I've learned that it's hard for me to receive help from people. Ok, I've always known that but with the situation I'm in and the Barter Van idea I have to swallow my pride. I have been looking after myself for so long I've taken on the attitude that I don't need anyone; I can do it all on my own. No man, or woman, is an island and no one gets through life simply relying on themselves. I am learning it's ok to accept help. I am also the type of person who would rather focus on other peoples problems rather than dealing with my own. Recently someone I met made a point of devoting the day to me and anything I want to do. I hadn't realized how hard that was for me to do. Maybe that's why I find it so comfortable to travel alone. That way I can do what I want and not feel guilty about the other person not fulfilling their desires. Then again, I can also be quite selfish. The good thing about being alone for long, and I mean long, periods of time on long stretches of road is I get ample amount of time to reflect on such topics.

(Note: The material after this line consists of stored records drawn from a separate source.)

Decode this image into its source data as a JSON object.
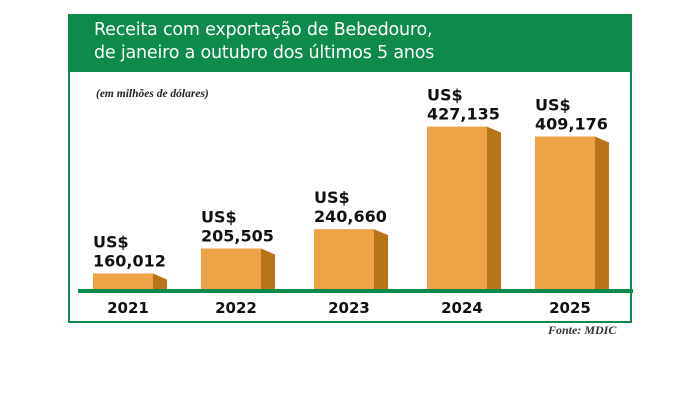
{
  "chart_data": {
    "type": "bar",
    "title": "Receita com exportação de Bebedouro,",
    "title_line2": "de janeiro a outubro dos últimos 5 anos",
    "subtitle": "(em milhões de dólares)",
    "categories": [
      "2021",
      "2022",
      "2023",
      "2024",
      "2025"
    ],
    "values": [
      160.012,
      205.505,
      240.66,
      427.135,
      409.176
    ],
    "data_labels": [
      "160,012",
      "205,505",
      "240,660",
      "427,135",
      "409,176"
    ],
    "label_prefix": "US$",
    "source": "Fonte: MDIC",
    "ylim": [
      130,
      430
    ],
    "grid": false,
    "legend": "none",
    "colors": {
      "bar_front": "#eea446",
      "bar_side": "#b87418",
      "accent": "#0e8a4a"
    }
  }
}
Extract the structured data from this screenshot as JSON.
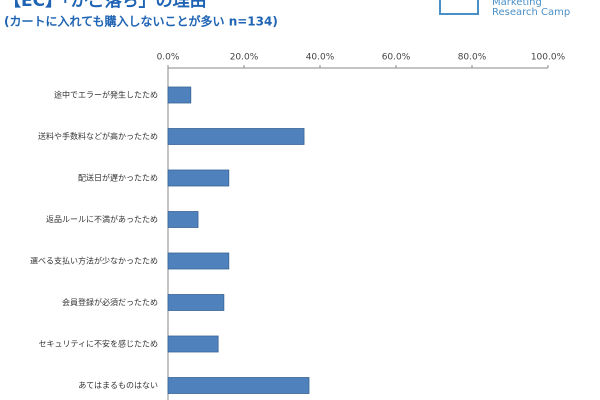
{
  "chart_data": {
    "type": "barh",
    "title": "【EC】「かご落ち」の理由",
    "subtitle": "(カートに入れても購入しないことが多い n=134)",
    "logo": [
      "Marketing",
      "Research Camp"
    ],
    "categories": [
      "途中でエラーが発生したため",
      "送料や手数料などが高かったため",
      "配送日が遅かったため",
      "返品ルールに不満があったため",
      "選べる支払い方法が少なかったため",
      "会員登録が必須だったため",
      "セキュリティに不安を感じたため",
      "あてはまるものはない"
    ],
    "values": [
      6.0,
      35.8,
      16.0,
      7.9,
      16.0,
      14.7,
      13.2,
      37.1
    ],
    "color": "#4f81bd",
    "xlim": [
      0,
      100
    ],
    "xticks": [
      {
        "value": 0,
        "label": "0.0%"
      },
      {
        "value": 20,
        "label": "20.0%"
      },
      {
        "value": 40,
        "label": "40.0%"
      },
      {
        "value": 60,
        "label": "60.0%"
      },
      {
        "value": 80,
        "label": "80.0%"
      },
      {
        "value": 100,
        "label": "100.0%"
      }
    ]
  }
}
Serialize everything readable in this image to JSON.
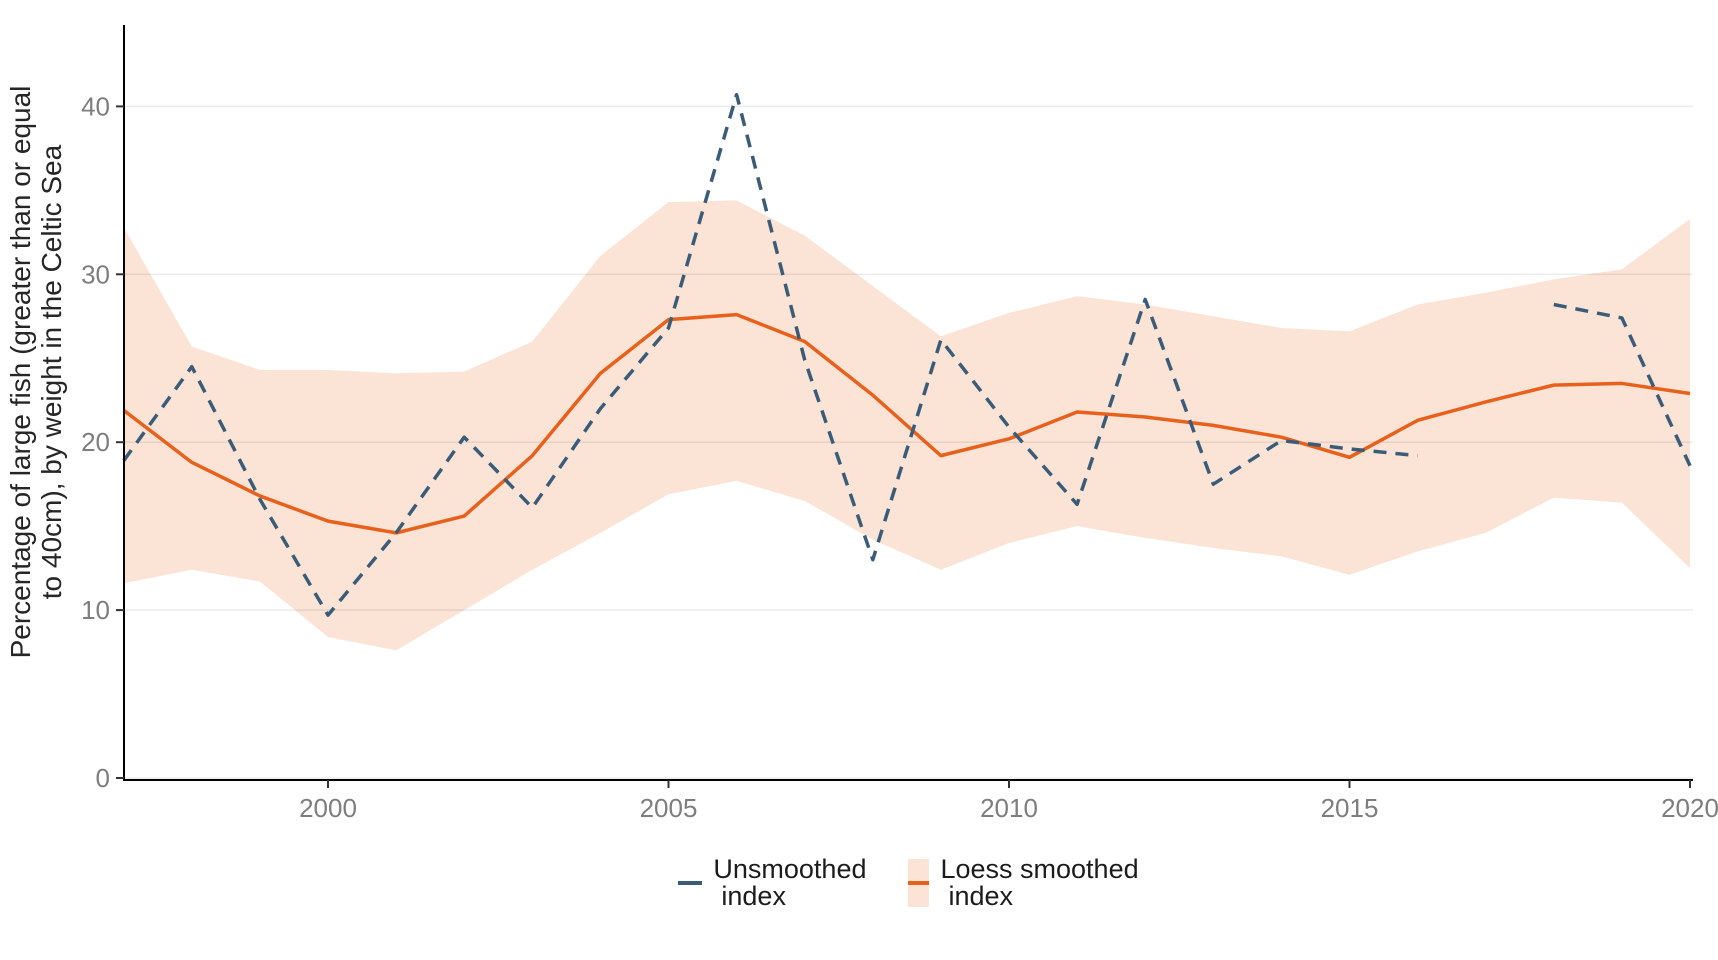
{
  "y_axis": {
    "title_line1": "Percentage of large fish (greater than or equal",
    "title_line2": "to 40cm), by weight in the Celtic Sea",
    "ticks": [
      0,
      10,
      20,
      30,
      40
    ],
    "tick_color": "#7e7e7e"
  },
  "x_axis": {
    "ticks": [
      2000,
      2005,
      2010,
      2015,
      2020
    ],
    "tick_color": "#7e7e7e"
  },
  "legend": {
    "unsmoothed_label_line1": "Unsmoothed",
    "unsmoothed_label_line2": "index",
    "loess_label_line1": "Loess smoothed",
    "loess_label_line2": "index"
  },
  "colors": {
    "unsmoothed_line": "#3a5c78",
    "loess_line": "#e8611c",
    "ribbon_fill": "#fbe3d5",
    "axis_line": "#000000",
    "gridline": "rgba(0,0,0,0.075)"
  },
  "chart_data": {
    "type": "line",
    "title": "",
    "xlabel": "",
    "ylabel": "Percentage of large fish (greater than or equal to 40cm), by weight in the Celtic Sea",
    "x": [
      1997,
      1998,
      1999,
      2000,
      2001,
      2002,
      2003,
      2004,
      2005,
      2006,
      2007,
      2008,
      2009,
      2010,
      2011,
      2012,
      2013,
      2014,
      2015,
      2016,
      2017,
      2018,
      2019,
      2020
    ],
    "series": [
      {
        "name": "Unsmoothed index",
        "style": "dashed",
        "color": "#3a5c78",
        "values": [
          18.9,
          24.5,
          16.6,
          9.7,
          14.6,
          20.3,
          16.1,
          22.0,
          26.8,
          40.7,
          24.9,
          13.0,
          26.1,
          20.9,
          16.3,
          28.5,
          17.5,
          20.1,
          19.6,
          19.2,
          null,
          28.2,
          27.4,
          18.6
        ]
      },
      {
        "name": "Loess smoothed index",
        "style": "solid",
        "color": "#e8611c",
        "values": [
          21.9,
          18.8,
          16.8,
          15.3,
          14.6,
          15.6,
          19.2,
          24.1,
          27.3,
          27.6,
          26.0,
          22.8,
          19.2,
          20.2,
          21.8,
          21.5,
          21.0,
          20.3,
          19.1,
          21.3,
          22.4,
          23.4,
          23.5,
          22.9
        ]
      }
    ],
    "ribbon": {
      "name": "Loess smoothed index confidence band",
      "fill": "#fbe3d5",
      "upper": [
        32.8,
        25.7,
        24.3,
        24.3,
        24.1,
        24.2,
        26.0,
        31.1,
        34.3,
        34.4,
        32.3,
        29.3,
        26.3,
        27.7,
        28.7,
        28.2,
        27.5,
        26.8,
        26.6,
        28.2,
        28.9,
        29.7,
        30.3,
        33.3
      ],
      "lower": [
        11.6,
        12.4,
        11.7,
        8.4,
        7.6,
        10.0,
        12.4,
        14.6,
        16.9,
        17.7,
        16.5,
        14.2,
        12.4,
        14.0,
        15.0,
        14.3,
        13.7,
        13.2,
        12.1,
        13.5,
        14.6,
        16.7,
        16.4,
        12.5
      ]
    },
    "xlim": [
      1997,
      2020
    ],
    "ylim": [
      0,
      45
    ],
    "grid": "horizontal-major-only",
    "legend_position": "bottom-center"
  }
}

Reality isn't so romantic. I dreamed about doing this for so long, especially Route 66, I hadn't realized how dismal parts of it truly are. Most of the time I drive through long stretches of flat farmland until I reach the next town. And when I say town I really mean a few buildings and closed up shops along with the one or two places doing their best to survive off the Routes lasting stigma. Other places don't even try to be part of it with only a couple houses remaining amongst the boarded up shops, motels and gas stations. I am at odds with being happy to find weathered old signs and coming upon the restored places. My creative side always likes finding the neglected but my nostalgia wants to see more restored places. I think my notions of the road trip remain romantic only in my head.
|Kansas town restored because of Disney's movie Cars|
|Sign from motel turned apartment. Like so many along the route.|
I remember people asking me why I want to do this and my response was always I want to know what it feels like to be free and see 'what I'm made of'. Reflecting on that, and being a month into my journey I don't think I know exactly what that means. It's true I am free of work and schedules but I still worry every day about my van breaking down and my money diminishing. I have chores and sometimes I think it's harder than when I was pampered with power and hot water at my fingertips. My ultimate goal is still elusive. Is it so I can say I did this? Is it so I don't regret not doing it when I'm old? Is it to return to Nova Scotia with a new body of work to have another exhibition? Is it to be free and see what the world has to offer? I answered yes to all of these questions before I left but the same questions linger...and more. I wonder if I am capable of going all the way across the US and back without succumbing to loneliness or fear of being stranded in the middle of nowhere. Luckily fear and doubt never last long with me and never stops me from doing what I started out to do. I know in the end if I was to quit now it would send me spiraling into a state of regret depression.
I share this now because I want to be completely frank about the ups and downs I experience. So many moments have been amazing and things do seem like they are falling into place but after spending two days driving without really meeting anyone I've become a bit tired and lonely. I decided to check into a motel, get beer and watch tv. I haven't zoned out in front of the tube in a month and it seems like a luxury now. The motel is gross but it was cheap and the woman at the desk was nice. I tried to barter with a few other old motels but there was no takers. I asked to pay a fraction of the cost of a room to just park in the motels lot for the night but was turned down. So many of these old motels have lost their luster and have become seedy places for people to live. I slept poorly thinking about my van and all of its contents. The one saving grace for this stop over, well maybe two, is the mind-numbing television and the guy I met at the car dealership next door. We only spoke for a moment when I went out to get beer and he immediately offered his help with anything I need. I invited him over for a drink but he worked late and had to decline. In the morning he showed up at my door with coffee before he had to return to work. And the kindness of strangers continues.
There are still many things that make me happy. Simple things like having just enough butane left to make coffee or seeing my first stick bug or armadillo. I don't want to leave this post on a bad note but thought it was important to tell the WHOLE story and not just the wonderful parts. Now, as I sit in McDonald's parking lot I am torn between moving on or staying to hang with my new acquaintance. It's always the decision to keep moving or to take an extra day. I am in the town of Will Rogers birthplace and maybe I should take time to visit the museum etc. I guess my next post will tell what I've decided.
Lastly, I want to thank people for taking this journey with me. I know even at the down times I'm not alone. I appreciate the encouragement more than you know and will adjust my attitude back to the free spirited, fun-loving, adventurous person I know I am.